= Fluorinated ethylene propylene =

Polymer

FEP
| CAS Registry Number | 25067-11-2 |
| Density | 2150 kg/m^{3} |
| Flexural modulus(E) | 586 MPa |
| Tensile strength(_{t}) | 23 MPa |
| Elongation @ break | 325% |
| Folding endurance | Varies |
| Notch test | |
| Melting point | 260 °C |
Maximum operating
| temperature | 204 °C |
| Water absorption (ASTM) | <0.01 % after 24 hours |
Dielectric constant (Dk)
| at 1MHz | 2.1 |
Dissipation factor
| at 1MHz | 0.0007 |
| Arc resistance | < 300 seconds |
| Resistivity at 50% R.H. | > 10^{16} Ω m |

Fluorinated ethylene propylene (FEP) is a copolymer of hexafluoropropylene and tetrafluoroethylene. It differs from the polytetrafluoroethylene (PTFE) resins in that it is melt-processable using conventional injection molding and screw extrusion techniques. Fluorinated ethylene propylene was invented by DuPont and is sold under the brandname Teflon FEP. Other brandnames are Neoflon FEP from Daikin or Dyneon FEP from Dyneon/3M.

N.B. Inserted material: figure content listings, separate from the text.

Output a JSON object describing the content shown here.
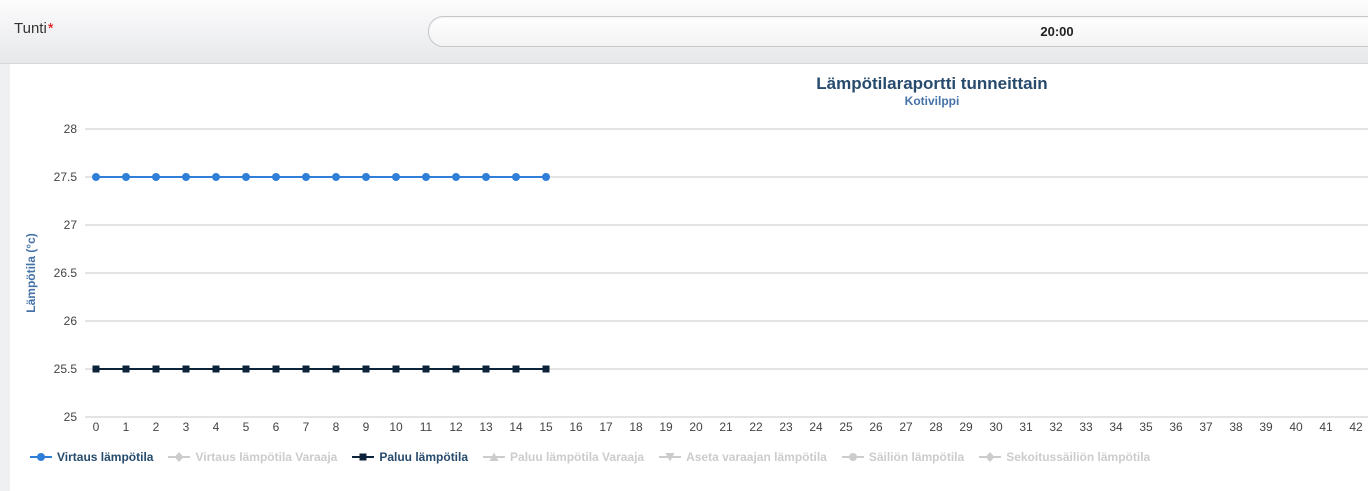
{
  "toolbar": {
    "field_label": "Tunti",
    "required_marker": "*",
    "time_value": "20:00"
  },
  "chart_data": {
    "type": "line",
    "title": "Lämpötilaraportti tunneittain",
    "subtitle": "Kotivilppi",
    "xlabel": "",
    "ylabel": "Lämpötila (°c)",
    "ylim": [
      25,
      28
    ],
    "yticks": [
      25,
      25.5,
      26,
      26.5,
      27,
      27.5,
      28
    ],
    "xticks_visible": [
      0,
      1,
      2,
      3,
      4,
      5,
      6,
      7,
      8,
      9,
      10,
      11,
      12,
      13,
      14,
      15,
      16,
      17,
      18,
      19,
      20,
      21,
      22,
      23,
      24,
      25,
      26,
      27,
      28,
      29,
      30,
      31,
      32,
      33,
      34,
      35,
      36,
      37,
      38,
      39,
      40,
      41,
      42
    ],
    "grid": true,
    "legend_position": "bottom",
    "x": [
      0,
      1,
      2,
      3,
      4,
      5,
      6,
      7,
      8,
      9,
      10,
      11,
      12,
      13,
      14,
      15
    ],
    "series": [
      {
        "name": "Virtaus lämpötila",
        "color": "#2f7ed8",
        "marker": "circle",
        "enabled": true,
        "values": [
          27.5,
          27.5,
          27.5,
          27.5,
          27.5,
          27.5,
          27.5,
          27.5,
          27.5,
          27.5,
          27.5,
          27.5,
          27.5,
          27.5,
          27.5,
          27.5
        ]
      },
      {
        "name": "Virtaus lämpötila Varaaja",
        "color": "#cccccc",
        "marker": "diamond",
        "enabled": false,
        "values": []
      },
      {
        "name": "Paluu lämpötila",
        "color": "#0d233a",
        "marker": "square",
        "enabled": true,
        "values": [
          25.5,
          25.5,
          25.5,
          25.5,
          25.5,
          25.5,
          25.5,
          25.5,
          25.5,
          25.5,
          25.5,
          25.5,
          25.5,
          25.5,
          25.5,
          25.5
        ]
      },
      {
        "name": "Paluu lämpötila Varaaja",
        "color": "#cccccc",
        "marker": "triangle",
        "enabled": false,
        "values": []
      },
      {
        "name": "Aseta varaajan lämpötila",
        "color": "#cccccc",
        "marker": "triangle-down",
        "enabled": false,
        "values": []
      },
      {
        "name": "Säiliön lämpötila",
        "color": "#cccccc",
        "marker": "circle",
        "enabled": false,
        "values": []
      },
      {
        "name": "Sekoitussäiliön lämpötila",
        "color": "#cccccc",
        "marker": "diamond",
        "enabled": false,
        "values": []
      }
    ],
    "disabled_color": "#cccccc",
    "grid_color": "#c8c8c8"
  }
}
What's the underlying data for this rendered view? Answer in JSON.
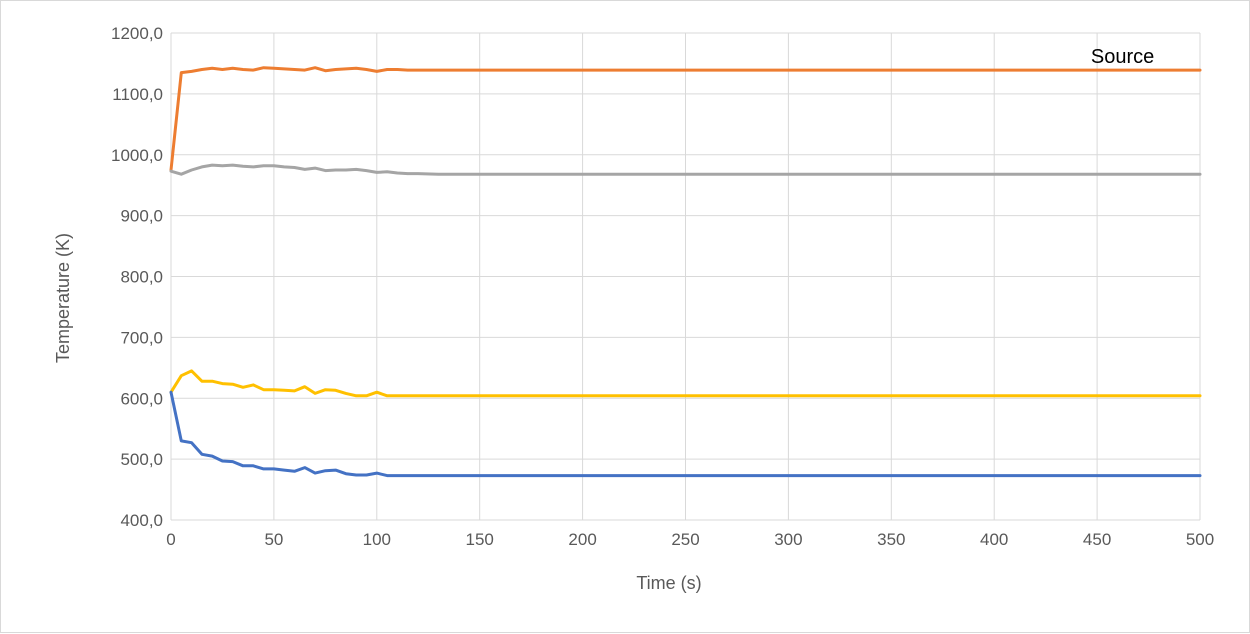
{
  "chart_data": {
    "type": "line",
    "title": "",
    "xlabel": "Time (s)",
    "ylabel": "Temperature (K)",
    "xlim": [
      0,
      500
    ],
    "ylim": [
      400,
      1200
    ],
    "x_ticks": [
      0,
      50,
      100,
      150,
      200,
      250,
      300,
      350,
      400,
      450,
      500
    ],
    "y_ticks": [
      400,
      500,
      600,
      700,
      800,
      900,
      1000,
      1100,
      1200
    ],
    "x_tick_labels": [
      "0",
      "50",
      "100",
      "150",
      "200",
      "250",
      "300",
      "350",
      "400",
      "450",
      "500"
    ],
    "y_tick_labels": [
      "400,0",
      "500,0",
      "600,0",
      "700,0",
      "800,0",
      "900,0",
      "1000,0",
      "1100,0",
      "1200,0"
    ],
    "grid": {
      "vertical": true,
      "horizontal": true,
      "color": "#d9d9d9"
    },
    "annotations": [
      {
        "text": "Source",
        "series_index": 0
      }
    ],
    "series": [
      {
        "color": "#ed7d31",
        "x": [
          0,
          5,
          10,
          15,
          20,
          25,
          30,
          35,
          40,
          45,
          50,
          55,
          60,
          65,
          70,
          75,
          80,
          85,
          90,
          95,
          100,
          105,
          110,
          115,
          120,
          130,
          150,
          200,
          250,
          300,
          350,
          400,
          450,
          500
        ],
        "y": [
          975,
          1135,
          1137,
          1140,
          1142,
          1140,
          1142,
          1140,
          1139,
          1143,
          1142,
          1141,
          1140,
          1139,
          1143,
          1138,
          1140,
          1141,
          1142,
          1140,
          1137,
          1140,
          1140,
          1139,
          1139,
          1139,
          1139,
          1139,
          1139,
          1139,
          1139,
          1139,
          1139,
          1139
        ]
      },
      {
        "color": "#a5a5a5",
        "x": [
          0,
          5,
          10,
          15,
          20,
          25,
          30,
          35,
          40,
          45,
          50,
          55,
          60,
          65,
          70,
          75,
          80,
          85,
          90,
          95,
          100,
          105,
          110,
          115,
          120,
          130,
          150,
          200,
          250,
          300,
          350,
          400,
          450,
          500
        ],
        "y": [
          973,
          968,
          975,
          980,
          983,
          982,
          983,
          981,
          980,
          982,
          982,
          980,
          979,
          976,
          978,
          974,
          975,
          975,
          976,
          974,
          971,
          972,
          970,
          969,
          969,
          968,
          968,
          968,
          968,
          968,
          968,
          968,
          968,
          968
        ]
      },
      {
        "color": "#ffc000",
        "x": [
          0,
          5,
          10,
          15,
          20,
          25,
          30,
          35,
          40,
          45,
          50,
          55,
          60,
          65,
          70,
          75,
          80,
          85,
          90,
          95,
          100,
          105,
          110,
          120,
          130,
          150,
          200,
          250,
          300,
          350,
          400,
          450,
          500
        ],
        "y": [
          610,
          637,
          645,
          628,
          628,
          624,
          623,
          618,
          622,
          614,
          614,
          613,
          612,
          619,
          608,
          614,
          613,
          608,
          604,
          604,
          610,
          604,
          604,
          604,
          604,
          604,
          604,
          604,
          604,
          604,
          604,
          604,
          604
        ]
      },
      {
        "color": "#4472c4",
        "x": [
          0,
          5,
          10,
          15,
          20,
          25,
          30,
          35,
          40,
          45,
          50,
          55,
          60,
          65,
          70,
          75,
          80,
          85,
          90,
          95,
          100,
          105,
          110,
          120,
          130,
          150,
          200,
          250,
          300,
          350,
          400,
          450,
          500
        ],
        "y": [
          610,
          530,
          527,
          508,
          505,
          497,
          496,
          489,
          489,
          484,
          484,
          482,
          480,
          486,
          477,
          481,
          482,
          476,
          474,
          474,
          477,
          473,
          473,
          473,
          473,
          473,
          473,
          473,
          473,
          473,
          473,
          473,
          473
        ]
      }
    ]
  }
}
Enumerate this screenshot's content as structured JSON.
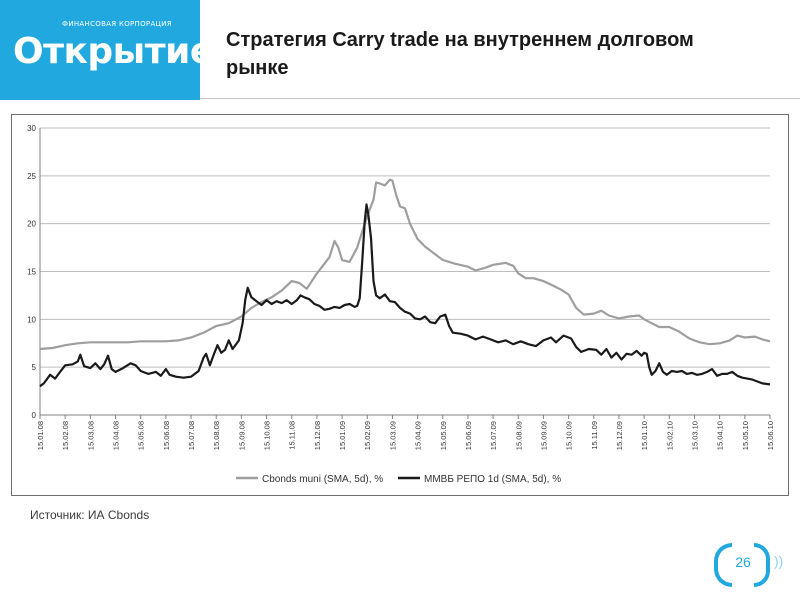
{
  "header": {
    "logo_sub": "ФИНАНСОВАЯ КОРПОРАЦИЯ",
    "logo_name": "Открытие",
    "title": "Стратегия Carry trade на внутреннем долговом рынке"
  },
  "footer": {
    "source": "Источник: ИА Cbonds",
    "page_number": "26",
    "page_dots": "))"
  },
  "colors": {
    "brand": "#21a9df",
    "muni": "#9e9e9e",
    "repo": "#1a1a1a",
    "grid": "#bdbdbd"
  },
  "chart_data": {
    "type": "line",
    "title": "",
    "xlabel": "",
    "ylabel": "",
    "ylim": [
      0,
      30
    ],
    "y_ticks": [
      0,
      5,
      10,
      15,
      20,
      25,
      30
    ],
    "categories": [
      "15.01.08",
      "15.02.08",
      "15.03.08",
      "15.04.08",
      "15.05.08",
      "15.06.08",
      "15.07.08",
      "15.08.08",
      "15.09.08",
      "15.10.08",
      "15.11.08",
      "15.12.08",
      "15.01.09",
      "15.02.09",
      "15.03.09",
      "15.04.09",
      "15.05.09",
      "15.06.09",
      "15.07.09",
      "15.08.09",
      "15.09.09",
      "15.10.09",
      "15.11.09",
      "15.12.09",
      "15.01.10",
      "15.02.10",
      "15.03.10",
      "15.04.10",
      "15.05.10",
      "15.06.10"
    ],
    "x_index_range": [
      0,
      29
    ],
    "legend_position": "bottom",
    "grid": true,
    "series": [
      {
        "name": "Cbonds muni (SMA, 5d), %",
        "points": [
          [
            0,
            6.9
          ],
          [
            0.5,
            7.0
          ],
          [
            1,
            7.3
          ],
          [
            1.5,
            7.5
          ],
          [
            2,
            7.6
          ],
          [
            2.5,
            7.6
          ],
          [
            3,
            7.6
          ],
          [
            3.5,
            7.6
          ],
          [
            4,
            7.7
          ],
          [
            4.5,
            7.7
          ],
          [
            5,
            7.7
          ],
          [
            5.5,
            7.8
          ],
          [
            6,
            8.1
          ],
          [
            6.5,
            8.6
          ],
          [
            7,
            9.3
          ],
          [
            7.5,
            9.6
          ],
          [
            8,
            10.3
          ],
          [
            8.4,
            11.2
          ],
          [
            8.8,
            11.8
          ],
          [
            9.2,
            12.3
          ],
          [
            9.6,
            13.0
          ],
          [
            10,
            14.0
          ],
          [
            10.3,
            13.8
          ],
          [
            10.6,
            13.2
          ],
          [
            11,
            14.8
          ],
          [
            11.3,
            15.8
          ],
          [
            11.5,
            16.5
          ],
          [
            11.7,
            18.2
          ],
          [
            11.85,
            17.5
          ],
          [
            12,
            16.2
          ],
          [
            12.3,
            16.0
          ],
          [
            12.6,
            17.5
          ],
          [
            12.9,
            20.0
          ],
          [
            13.1,
            21.5
          ],
          [
            13.25,
            22.5
          ],
          [
            13.35,
            24.3
          ],
          [
            13.5,
            24.2
          ],
          [
            13.7,
            24.0
          ],
          [
            13.9,
            24.6
          ],
          [
            14.0,
            24.5
          ],
          [
            14.15,
            23.0
          ],
          [
            14.3,
            21.8
          ],
          [
            14.5,
            21.6
          ],
          [
            14.7,
            20.0
          ],
          [
            15,
            18.4
          ],
          [
            15.3,
            17.6
          ],
          [
            15.6,
            17.0
          ],
          [
            16,
            16.2
          ],
          [
            16.5,
            15.8
          ],
          [
            17,
            15.5
          ],
          [
            17.3,
            15.1
          ],
          [
            17.7,
            15.4
          ],
          [
            18,
            15.7
          ],
          [
            18.5,
            15.9
          ],
          [
            18.8,
            15.6
          ],
          [
            19,
            14.8
          ],
          [
            19.3,
            14.3
          ],
          [
            19.6,
            14.3
          ],
          [
            20,
            14.0
          ],
          [
            20.4,
            13.5
          ],
          [
            20.7,
            13.1
          ],
          [
            21,
            12.6
          ],
          [
            21.3,
            11.2
          ],
          [
            21.6,
            10.5
          ],
          [
            22,
            10.6
          ],
          [
            22.3,
            10.9
          ],
          [
            22.6,
            10.4
          ],
          [
            23,
            10.1
          ],
          [
            23.4,
            10.3
          ],
          [
            23.8,
            10.4
          ],
          [
            24,
            10.0
          ],
          [
            24.3,
            9.6
          ],
          [
            24.6,
            9.2
          ],
          [
            25,
            9.2
          ],
          [
            25.4,
            8.7
          ],
          [
            25.8,
            8.0
          ],
          [
            26.2,
            7.6
          ],
          [
            26.6,
            7.4
          ],
          [
            27,
            7.5
          ],
          [
            27.4,
            7.8
          ],
          [
            27.7,
            8.3
          ],
          [
            28,
            8.1
          ],
          [
            28.4,
            8.2
          ],
          [
            28.7,
            7.9
          ],
          [
            29,
            7.7
          ]
        ]
      },
      {
        "name": "ММВБ РЕПО 1d (SMA, 5d), %",
        "points": [
          [
            0,
            3.0
          ],
          [
            0.15,
            3.3
          ],
          [
            0.4,
            4.2
          ],
          [
            0.6,
            3.8
          ],
          [
            0.8,
            4.5
          ],
          [
            1,
            5.2
          ],
          [
            1.3,
            5.3
          ],
          [
            1.5,
            5.6
          ],
          [
            1.6,
            6.3
          ],
          [
            1.75,
            5.1
          ],
          [
            2,
            4.9
          ],
          [
            2.2,
            5.4
          ],
          [
            2.4,
            4.8
          ],
          [
            2.55,
            5.3
          ],
          [
            2.7,
            6.2
          ],
          [
            2.85,
            4.8
          ],
          [
            3,
            4.5
          ],
          [
            3.3,
            4.9
          ],
          [
            3.6,
            5.4
          ],
          [
            3.8,
            5.2
          ],
          [
            4,
            4.6
          ],
          [
            4.3,
            4.3
          ],
          [
            4.6,
            4.5
          ],
          [
            4.8,
            4.1
          ],
          [
            5,
            4.8
          ],
          [
            5.15,
            4.2
          ],
          [
            5.4,
            4.0
          ],
          [
            5.7,
            3.9
          ],
          [
            6,
            4.0
          ],
          [
            6.3,
            4.6
          ],
          [
            6.5,
            6.0
          ],
          [
            6.6,
            6.4
          ],
          [
            6.75,
            5.2
          ],
          [
            6.9,
            6.3
          ],
          [
            7.05,
            7.3
          ],
          [
            7.2,
            6.5
          ],
          [
            7.35,
            6.8
          ],
          [
            7.5,
            7.8
          ],
          [
            7.65,
            6.9
          ],
          [
            7.9,
            7.8
          ],
          [
            8.05,
            9.6
          ],
          [
            8.15,
            12.0
          ],
          [
            8.25,
            13.3
          ],
          [
            8.4,
            12.3
          ],
          [
            8.6,
            11.9
          ],
          [
            8.8,
            11.5
          ],
          [
            9.0,
            12.0
          ],
          [
            9.2,
            11.6
          ],
          [
            9.4,
            11.9
          ],
          [
            9.6,
            11.7
          ],
          [
            9.8,
            12.0
          ],
          [
            10,
            11.6
          ],
          [
            10.2,
            12.0
          ],
          [
            10.35,
            12.5
          ],
          [
            10.5,
            12.3
          ],
          [
            10.7,
            12.1
          ],
          [
            10.9,
            11.6
          ],
          [
            11.1,
            11.4
          ],
          [
            11.3,
            11.0
          ],
          [
            11.5,
            11.1
          ],
          [
            11.7,
            11.3
          ],
          [
            11.9,
            11.2
          ],
          [
            12.1,
            11.5
          ],
          [
            12.3,
            11.6
          ],
          [
            12.5,
            11.3
          ],
          [
            12.6,
            11.4
          ],
          [
            12.7,
            12.2
          ],
          [
            12.8,
            16.0
          ],
          [
            12.9,
            20.2
          ],
          [
            12.97,
            22.0
          ],
          [
            13.05,
            20.8
          ],
          [
            13.15,
            18.5
          ],
          [
            13.25,
            14.0
          ],
          [
            13.35,
            12.5
          ],
          [
            13.5,
            12.2
          ],
          [
            13.7,
            12.6
          ],
          [
            13.9,
            11.9
          ],
          [
            14.1,
            11.8
          ],
          [
            14.3,
            11.2
          ],
          [
            14.5,
            10.8
          ],
          [
            14.7,
            10.6
          ],
          [
            14.9,
            10.1
          ],
          [
            15.1,
            10.0
          ],
          [
            15.3,
            10.3
          ],
          [
            15.5,
            9.7
          ],
          [
            15.7,
            9.6
          ],
          [
            15.9,
            10.3
          ],
          [
            16.1,
            10.5
          ],
          [
            16.25,
            9.3
          ],
          [
            16.4,
            8.6
          ],
          [
            16.7,
            8.5
          ],
          [
            17,
            8.3
          ],
          [
            17.3,
            7.9
          ],
          [
            17.6,
            8.2
          ],
          [
            17.9,
            7.9
          ],
          [
            18.2,
            7.6
          ],
          [
            18.5,
            7.8
          ],
          [
            18.8,
            7.4
          ],
          [
            19.1,
            7.7
          ],
          [
            19.4,
            7.4
          ],
          [
            19.7,
            7.2
          ],
          [
            20,
            7.8
          ],
          [
            20.3,
            8.1
          ],
          [
            20.5,
            7.6
          ],
          [
            20.8,
            8.3
          ],
          [
            21.1,
            8.0
          ],
          [
            21.3,
            7.1
          ],
          [
            21.5,
            6.6
          ],
          [
            21.8,
            6.9
          ],
          [
            22.1,
            6.8
          ],
          [
            22.3,
            6.3
          ],
          [
            22.5,
            6.9
          ],
          [
            22.7,
            6.0
          ],
          [
            22.9,
            6.5
          ],
          [
            23.1,
            5.8
          ],
          [
            23.3,
            6.4
          ],
          [
            23.5,
            6.3
          ],
          [
            23.7,
            6.7
          ],
          [
            23.9,
            6.2
          ],
          [
            24,
            6.5
          ],
          [
            24.1,
            6.4
          ],
          [
            24.2,
            5.0
          ],
          [
            24.3,
            4.2
          ],
          [
            24.45,
            4.6
          ],
          [
            24.6,
            5.4
          ],
          [
            24.75,
            4.5
          ],
          [
            24.9,
            4.2
          ],
          [
            25.1,
            4.6
          ],
          [
            25.3,
            4.5
          ],
          [
            25.5,
            4.6
          ],
          [
            25.7,
            4.3
          ],
          [
            25.9,
            4.4
          ],
          [
            26.1,
            4.2
          ],
          [
            26.3,
            4.3
          ],
          [
            26.5,
            4.5
          ],
          [
            26.7,
            4.8
          ],
          [
            26.9,
            4.1
          ],
          [
            27.1,
            4.3
          ],
          [
            27.3,
            4.3
          ],
          [
            27.5,
            4.5
          ],
          [
            27.7,
            4.1
          ],
          [
            27.9,
            3.9
          ],
          [
            28.1,
            3.8
          ],
          [
            28.3,
            3.7
          ],
          [
            28.5,
            3.5
          ],
          [
            28.7,
            3.3
          ],
          [
            29,
            3.2
          ]
        ]
      }
    ]
  }
}
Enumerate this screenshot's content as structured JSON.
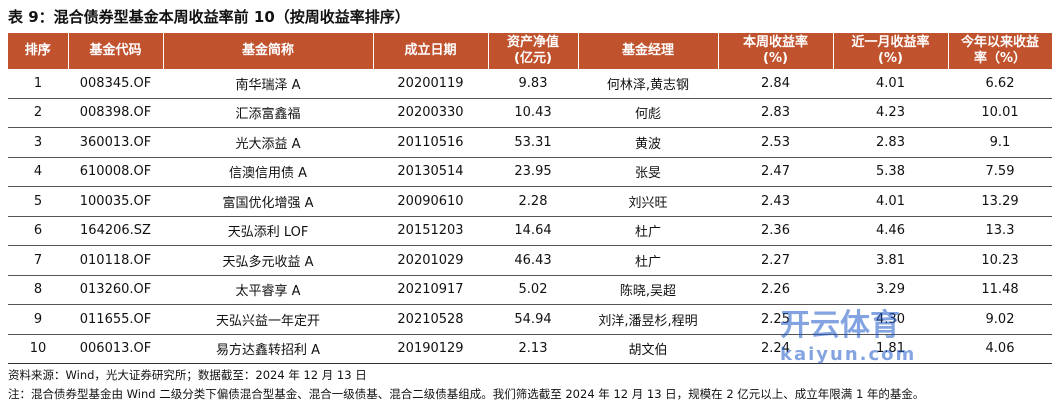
{
  "title": "表 9：混合债券型基金本周收益率前 10（按周收益率排序）",
  "table": {
    "header": [
      [
        "排序"
      ],
      [
        "基金代码"
      ],
      [
        "基金简称"
      ],
      [
        "成立日期"
      ],
      [
        "资产净值",
        "(亿元)"
      ],
      [
        "基金经理"
      ],
      [
        "本周收益率",
        "(%)"
      ],
      [
        "近一月收益率",
        "(%)"
      ],
      [
        "今年以来收益",
        "率（%）"
      ]
    ],
    "rows": [
      [
        "1",
        "008345.OF",
        "南华瑞泽 A",
        "20200119",
        "9.83",
        "何林泽,黄志钢",
        "2.84",
        "4.01",
        "6.62"
      ],
      [
        "2",
        "008398.OF",
        "汇添富鑫福",
        "20200330",
        "10.43",
        "何彪",
        "2.83",
        "4.23",
        "10.01"
      ],
      [
        "3",
        "360013.OF",
        "光大添益 A",
        "20110516",
        "53.31",
        "黄波",
        "2.53",
        "2.83",
        "9.1"
      ],
      [
        "4",
        "610008.OF",
        "信澳信用债 A",
        "20130514",
        "23.95",
        "张旻",
        "2.47",
        "5.38",
        "7.59"
      ],
      [
        "5",
        "100035.OF",
        "富国优化增强 A",
        "20090610",
        "2.28",
        "刘兴旺",
        "2.43",
        "4.01",
        "13.29"
      ],
      [
        "6",
        "164206.SZ",
        "天弘添利 LOF",
        "20151203",
        "14.64",
        "杜广",
        "2.36",
        "4.46",
        "13.3"
      ],
      [
        "7",
        "010118.OF",
        "天弘多元收益 A",
        "20201029",
        "46.43",
        "杜广",
        "2.27",
        "3.81",
        "10.23"
      ],
      [
        "8",
        "013260.OF",
        "太平睿享 A",
        "20210917",
        "5.02",
        "陈晓,吴超",
        "2.26",
        "3.29",
        "11.48"
      ],
      [
        "9",
        "011655.OF",
        "天弘兴益一年定开",
        "20210528",
        "54.94",
        "刘洋,潘昱杉,程明",
        "2.25",
        "4.30",
        "9.02"
      ],
      [
        "10",
        "006013.OF",
        "易方达鑫转招利 A",
        "20190129",
        "2.13",
        "胡文伯",
        "2.24",
        "1.81",
        "4.06"
      ]
    ]
  },
  "source": "资料来源：Wind，光大证券研究所；数据截至：2024 年 12 月 13 日",
  "note": "注：混合债券型基金由 Wind 二级分类下偏债混合型基金、混合一级债基、混合二级债基组成。我们筛选截至 2024 年 12 月 13 日，规模在 2 亿元以上、成立年限满 1 年的基金。",
  "watermark": [
    "开云体育",
    "kaiyun.com"
  ]
}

FEP is very similar in composition to the fluoropolymers PTFE (polytetrafluoroethylene) and PFA (perfluoroalkoxy polymer resin). FEP and PFA both share PTFE's useful properties of low friction and non-reactivity, but are more easily formable. FEP is softer than PTFE and melts at 260 °C; it is highly transparent and resistant to sunlight.

==Production==
FEP is produced by free-radical polymerization of mixtures of tetrafluoroethylene and hexafluoropropylene. The mixture is biased to compensate for the relatively low reactivity of the propylene component. The process is typically initiated with peroxydisulfate, which homolyzes to generate sulfate radicals. Because FEP is poorly soluble in almost all solvents, the polymerization is conducted as an emulsion in water, often using a surfactant such as perfluorooctanesulfonic acid (PFOS). The polymer contains about 5% of the propylene component.

==Properties==
Useful comparison tables of PTFE against FEP, perfluoroalkoxy (PFA) and ethylene tetrafluoroethylene (ETFE) can be found on Chemours website, listing the mechanical, thermal, chemical, electrical and vapour properties of each, side by side.

Thermally, FEP stands out from PTFE and PFA by having a melting point of 260 °C, around 40°C lower than PFA and lower again than PTFE.

Electrically, PTFE, FEP and PFA have identical dielectric constants, but FEP's dielectric strength is only surpassed by PFA. However, while PFA has a similar dissipation factor to PTFE, FEP's dissipation is around six times that of PFA and EFTE

Mechanically, FEP is slightly more flexible than PTFE. It does not withstand repetitive folding as well as PTFE. It also features a higher coefficient of dynamic friction, is softer and has a slightly lower tensile strength than PTFE and PFA.

==Applications==
Like PTFE, FEP is mainly used for wiring, e.g. hookup wire, coaxial cable, wiring for computer wires and technical gear. An illustrative end product is for coaxial cables like RG-316.

In manufacturing high-quality composite parts, such as in the aerospace industry, FEP film can be used to protect parts during the curing process. In such applications, the film is called "release film" and is intended to prevent the curing adhesive polymer (e.g. the epoxy in a carbon fibre/epoxy composite laminate) from bonding to the vacuum bagging materials. Being able to maintain chemical composure in extreme temperatures and resist damage from chemical fuels further makes FEP a suitable choice in the industry.

Semi-finished products like pipes, round bars, and sheets for lining containment vessels, gas scrubbers, and tanks are being used in diverse applications in the chemical-processing industry to safely contain and distribute highly-aggressive chemical compounds.

Due to its flexibility, extreme resistance to chemical attack and optical transparency, this material, along with PFA is routinely used for plastic labware and tubing that involves critical or highly corrosive processes. Brand GmbH, Finemech, Savillex and Nalgene are well known laboratory suppliers that makes extensive use of the two materials.

It is also used in UV cured resin 3D printing. Due to the aforementioned properties of high optical transparency and low friction, it is ideally suited for use on the bottom of the resin reservoir (opposite the build plate). This allows for the ultraviolet light to penetrate into the resin, then after the layer has hardened, the build plate can move away pulling the hardened resin away from the FEP film.

The plastic is useful as a sample holder material in microscopy applications as its refractive index is close to that of water at visible wavelengths, (FEP: 1.344, water: 1.335). This minimizes the blur due to optical aberrations when the light traverses the sample container.